# Wonderful FREE Pattern Site



## Judyh (Apr 15, 2011)

I found this great site today and wanted to share . It has really nice patterns in every category.

http://www.cascadeyarns.com/patterns.asp


----------



## usafwife (Feb 16, 2012)

Great find! I definitely bookmarked, for those days where not even Ravelry is inspiring me.


----------



## chrisjac (Oct 25, 2011)

Great web site- I see you are near Philadelphia- I live in Aldan- are you nearby?


Judyh said:


> I found this great site today and wanted to share . It has really nice patterns in every category.
> 
> http://www.cascadeyarns.com/patterns.asp


----------



## MacRae (Dec 3, 2011)

So like this site. Thanks for sharing.


----------



## Judyh (Apr 15, 2011)

chrisjac said:


> Great web site- I see you are near Philadelphia- I live in Aldan- are you nearby?
> 
> 
> Judyh said:
> ...


I honestly don't know where Aldan is. I actually live between Newtown Square and West Chester. Are we close?


----------



## chrisjac (Oct 25, 2011)

I just moved here,Aldan is close to Springfield and Drexel Hill.



Judyh said:


> chrisjac said:
> 
> 
> > Great web site- I see you are near Philadelphia- I live in Aldan- are you nearby?
> ...


----------



## CoralDawn (May 6, 2011)

This is a GREAT site...I already printed out four !! Thanks for posting !


----------



## Judyh (Apr 15, 2011)

chrisjac said:


> I just moved here,Aldan is close to Springfield and Drexel Hill.
> 
> 
> 
> ...


Yes we are close.
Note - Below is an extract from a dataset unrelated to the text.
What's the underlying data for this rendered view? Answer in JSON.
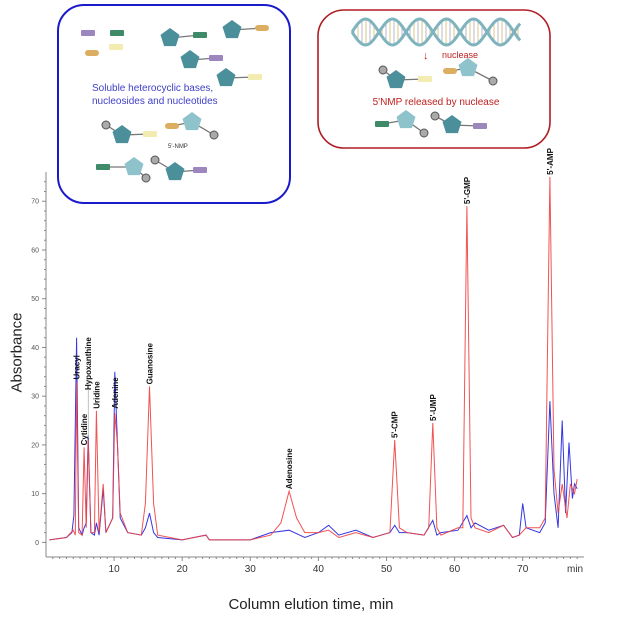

I go to the Springfield JoAnn's.


----------



## chrisjac (Oct 25, 2011)

Judyh said:


> chrisjac said:
> 
> 
> > I just moved here,Aldan is close to Springfield and Drexel Hill.
> ...


Wonderful- that's where I go also.


----------



## wjeanc (Nov 15, 2012)

Thanks for the link. So thankful for all you generous crafters on here.


----------



## run4fittness (May 22, 2011)

yep, this is a good site!


----------



## GDW (Nov 3, 2011)

thank you for sharing, I have bookmarked this for future use.


----------



## knitandnat (May 3, 2012)

Thank you i have book marked it wonderful patterns


----------